В дверь постучали, и заглянул Сашка, зовя меня на вечерний выгул утюга, но его голос увяз в сумерках, и он все понял.
– Улетела, да.
– С твоим перцем, – сообщила Ленка.
Что можно сказать на это? Что сказать, что ответить тебе, Якиманка, если только не бросить тебя на твою судьбу, как ты бросаешь всех нас? И вот мы ушли, я, Сорокин и наш старый коммунский утюг, большой и тяжелый, с запекшимися на подошве остатками легких материй. Нам было странно, мы молчали и смотрели в небо, и тень смутных предчувствий летала над нами, как память о Каре.
Мы долго гуляли, мы дошли до Красной площади, дошли до Арбата, мы гуляли по бульварам, и были уже смутные рассветные сумерки, когда повстречали мы Грана, и Гран нас позвал на Восток. И мы почти согласились. Мы сказали только, что немного подумаем. Но о чем было нам думать, если оба мы знали, что привела нас к Грану Кара Зе Блэк.
Ибо это ее тень, как показалось нам обоим, скользнула на скамью, а когда мы подбежали, ее не было, там сидел Гран. Но ни я, ни Сорокин не признались друг другу, что видели.

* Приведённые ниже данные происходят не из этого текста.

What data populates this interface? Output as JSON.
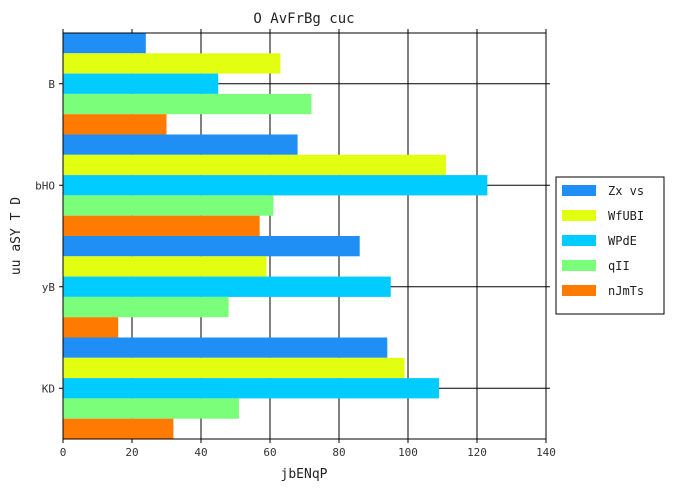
{
  "chart_data": {
    "type": "bar",
    "orientation": "horizontal",
    "title": "O AvFrBg cuc",
    "xlabel": "jbENqP",
    "ylabel": "uu aSY T D",
    "categories": [
      "B",
      "bHO",
      "yB",
      "KD"
    ],
    "xlim": [
      0,
      140
    ],
    "xticks": [
      0,
      20,
      40,
      60,
      80,
      100,
      120,
      140
    ],
    "grid": true,
    "legend_position": "right",
    "series": [
      {
        "name": "Zx vs",
        "color": "#1f8ff6",
        "values": [
          24,
          68,
          86,
          94
        ]
      },
      {
        "name": "WfUBI",
        "color": "#e2ff12",
        "values": [
          63,
          111,
          59,
          99
        ]
      },
      {
        "name": "WPdE",
        "color": "#00ccff",
        "values": [
          45,
          123,
          95,
          109
        ]
      },
      {
        "name": "qII",
        "color": "#7bff7b",
        "values": [
          72,
          61,
          48,
          51
        ]
      },
      {
        "name": "nJmTs",
        "color": "#ff7a00",
        "values": [
          30,
          57,
          16,
          32
        ]
      }
    ]
  }
}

Мы возвращаемся в коммуну, но наша комната еще спит чистым сном. Нет только Ромы-Джа. Окно распахнуто, и, сонные, мои соседи кутаются в свои одеяла как могут крепче.
Я сажусь на подоконник и смотрю на мокрый от поливалок асфальт, на детскую площадку и газон, по которому уже гуляют собаки с хозяевами.
Ко мне подсаживается Ленка и тоже спускает ноги вниз. Она зевает, ее глаза еще узки со сна, а белые волосы мохнаты, и как же мне свежо и радостно сидеть с такою Ленкой рядом!
– Ну че, неактуально больше, – говорит она, отдирает табличку и кидает ее, как бумеранг. "ЗапаснЫй выход" крутится несколько раз и плоско падает во двор. Я улыбаюсь, я вспоминаю, что в десять у нас с
Сашкой встреча с Граном и что до этого я хочу собрать рюкзак, и чувствую себя так, будто раскрываю крылья, толкаюсь от подоконника и оставляю навсегда позади распахнутое окно Якиманки, взрастившего нас коммунского рая.
НА ОЗЕРО
– Жизнь – это движение без остановок, – сказал Гран, и лето мое взорвалось и понеслось так, что остановки мне только снились.
Была Якиманка – и скрылась в смоге Москвы Якиманка, был Сашка
Сорокин – и остался позади Сашка Сорокин, стоило только мне заявить, что идти я хочу с Граном, странным и неизвестным Граном, – отсюда и впредь, на Восток. Такого стопа еще у меня не было, такого легкого, спонтанного, стремительного и страстно-устремленного к одному ему,
Грану ведомой, в бесконечности мерцающей цели.
– Всегда смотри им в глаза и говори про себя: "Стоп!", – учил он и щурился на горизонт.
Гран – ветер, Гран – странник, он похож на флибустьера в черной бандане и с мохнатой бородой. Кожа его любит солнце, глаза его любят дали, и кто может открыть: что у него на уме?
– И что, помогает?
Гран – учитель, он готов учить птиц в зарослях, солнечные лучи, воды речки. Может быть, поэтому он на дороге: дорога любит тех, кто знает, что несет с собой. А что несешь ты, приятель, кроме светлого своего, вечного одиночества?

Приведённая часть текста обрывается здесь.